12. Trying to be good (Revisi)

6K 450 7
                                    

Tomi Mahardhika

Gue melangkah memasuki gerbang rumah Narayan. Omongan dia kapan hari kemaren pas gue ngundang para taipan China dan pengusaha minyak Dubai, sukses bikin gue kepikiran setengah mati.
"Kusut banget muka lo. Kayak kanebo kering". Sapa Narayan pas dia sibuk benerin sepeda kecil milik Arya, anaknya yang masih 5 tahun.

"Yan, bener juga ide lo kemaren. Udah beberapa hari ini gue kepikiran mulu."
"Haah, ide apaan?" Tanyanya dengan nada males sambil tetap ngebelakangin gue. Tangannya masih sibuk megang obeng buat benerin sepeda anaknya.

"Meski gue tahu kalau ide lo soal percintaan selalu buruk, ga tau kenapa kali ini gue percaya sama omongan lo".

"Ngomong yang jelas, elah. Gue ga paham". Jawabnya sekenanya, masih belum menatap ke arah gue sama sekali.

"Gue mau nikah sama Kania". Reflek, obeng di tangannya Narayan, langsung jatuh. Suasana langsung hening sesaat. Dia yang dari tadi males nanggepin gue, kini berdiri tegak menatap gue dengan tatapan tajam.

"Ayo masuk". Perintah Narayan kerasa kayak instruksi komandan. Ga bisa dibantah. Dia langsung masuk rumah, dan ga ada basa basi buat mempersilahkan gue duduk. Berhubung gue udah terbiasa sama dia, ya udah gue ngikutin dia sampe ruang tamu.

"Ada apa? Lo baik-baik aja kan? Ga habis kesamber geledek kan? Atau, you wanna go to hospital, general check up or something wrong with your body?" Tanyanya sambil nyodorin sebotol softdrink dingin pas gue duduk di sofa.

"Gue ngerasa ga baik kalau rencana gue gagal. Jadi, biar rencana gue berjalan lancar, gue kesini mau bilang kalau gue mau nikah sama Kania".

"Ya Tuhan...". Narayan menyugar rambutnya sampai kebelakang, lalu mendudukkan tubuhnya dan menyandarkan punggungnya di sofa. "Being married man is not easy Tom. Lo pikirin lagi mateng-mateng. Yakin lo mau hidup sama orang yang ga lo cintai? Isabelle gimana?

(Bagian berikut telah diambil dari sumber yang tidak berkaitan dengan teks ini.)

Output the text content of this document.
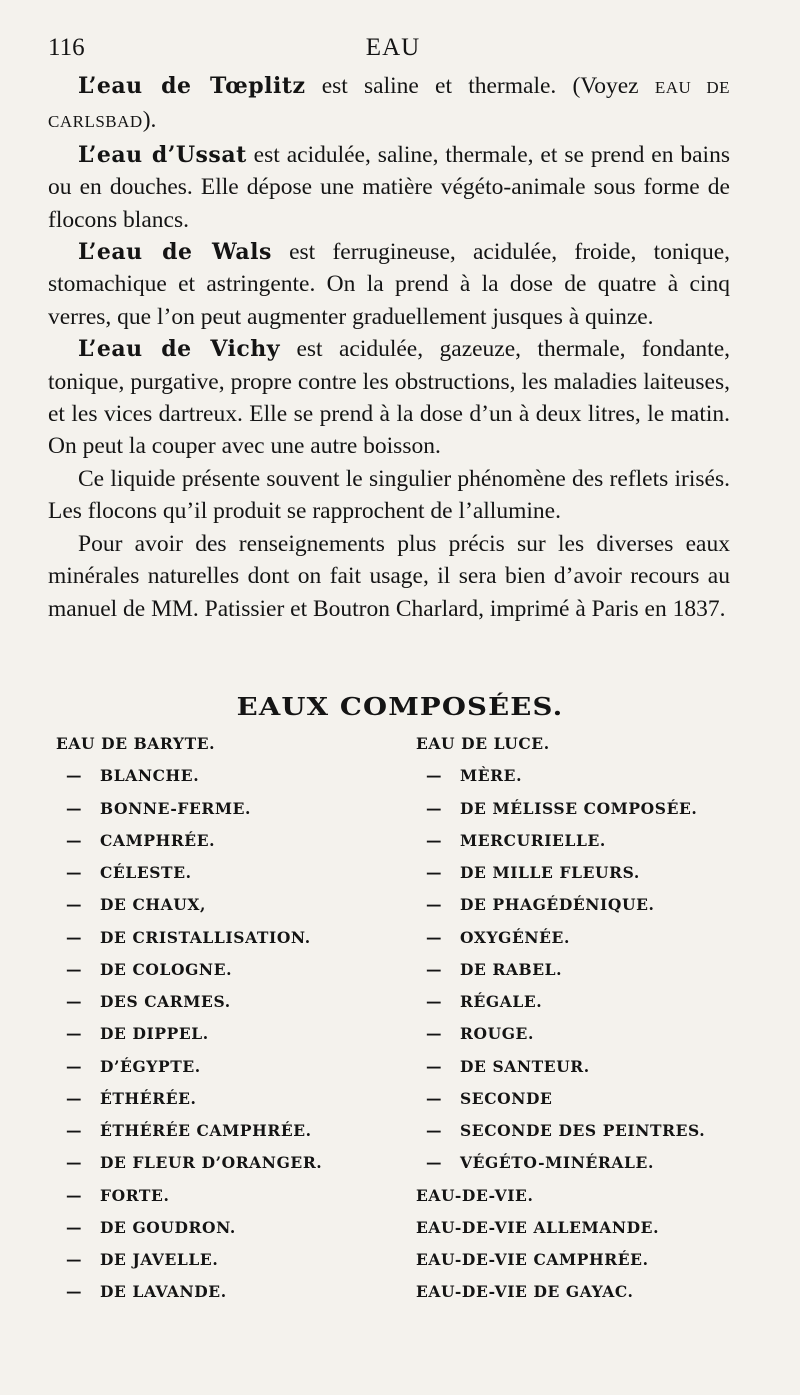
116	EAU

L’eau de Tœplitz est saline et thermale. (Voyez EAU DE CARLSBAD).

L’eau d’Ussat est acidulée, saline, thermale, et se prend en bains ou en douches. Elle dépose une matière végéto-animale sous forme de flocons blancs.

L’eau de Wals est ferrugineuse, acidulée, froide, tonique, stomachique et astringente. On la prend à la dose de quatre à cinq verres, que l’on peut augmenter graduellement jusques à quinze.

L’eau de Vichy est acidulée, gazeuze, thermale, fondante, tonique, purgative, propre contre les obstructions, les maladies laiteuses, et les vices dartreux. Elle se prend à la dose d’un à deux litres, le matin. On peut la couper avec une autre boisson.

Ce liquide présente souvent le singulier phénomène des reflets irisés. Les flocons qu’il produit se rapprochent de l’allumine.

Pour avoir des renseignements plus précis sur les diverses eaux minérales naturelles dont on fait usage, il sera bien d’avoir recours au manuel de MM. Patissier et Boutron Charlard, imprimé à Paris en 1837.

EAUX COMPOSÉES.
EAU DE BARYTE.
— BLANCHE.
— BONNE-FERME.
— CAMPHRÉE.
— CÉLESTE.
— DE CHAUX,
— DE CRISTALLISATION.
— DE COLOGNE.
— DES CARMES.
— DE DIPPEL.
— D’ÉGYPTE.
— ÉTHÉRÉE.
— ÉTHÉRÉE CAMPHRÉE.
— DE FLEUR D’ORANGER.
— FORTE.
— DE GOUDRON.
— DE JAVELLE.
— DE LAVANDE.
EAU DE LUCE.
— MÈRE.
— DE MÉLISSE COMPOSÉE.
— MERCURIELLE.
— DE MILLE FLEURS.
— DE PHAGÉDÉNIQUE.
— OXYGÉNÉE.
— DE RABEL.
— RÉGALE.
— ROUGE.
— DE SANTEUR.
— SECONDE
— SECONDE DES PEINTRES.
— VÉGÉTO-MINÉRALE.
EAU-DE-VIE.
EAU-DE-VIE ALLEMANDE.
EAU-DE-VIE CAMPHRÉE.
EAU-DE-VIE DE GAYAC.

Lo tahu kalau Kania bukan wanita sembarangan yang sering lo temui di club malam. She is a gem. Lo tahu sendiri kalau Kania udah kayak berlian mahal yang harus dijaga. Sekali lo nyakitin dia, elo yang bakal dihabisin sama Paman Gandhi."

"Ayah sama ibu dulu juga menikah bukan karena cinta. Mas Irwan juga. Married without love is a tradition in my family. Dan, lo tenang aja, Isabelle udah gue anggap ilang dari hidup gue". Kalimat gue lugas tanpa tedeng aling-aling.

"Yakin lo?"

"Sure"

"Sial. Bertahun tahun lo di Boston, ga bawa hasil ternyata". Narayan menyeringai, ngata-ngatain nasib gue soal percintaan.

"Ya lo tau lah. Dia sendiri ga pernah ngertiin gue. It's just truly complicated between me and her".

"Sialan lo, mentang mentang yang mau lo nikahin itu Kania, lo main sosor aja."

"Ck, bukan gitu Yan. Kemaren gue mergokin calon tunangannya selingkuh di club. Gue udah ga tau lagi sesabar apa dia nunggu kepastian, tapi ternyata si Rendra itu ga tau diri."

"Hah?? Seriously?"

"Emang kurang ajar tuh Rendra. Berani macem-macem. Terus, Paman Gandhi lo kasih tau ga?" Gue menggeleng buat jawab pertanyaannya Narayan.

"Wait wait, dengan lo tau kejadian ini, lo mau nikahin Kania bukan karena kasihan kan?"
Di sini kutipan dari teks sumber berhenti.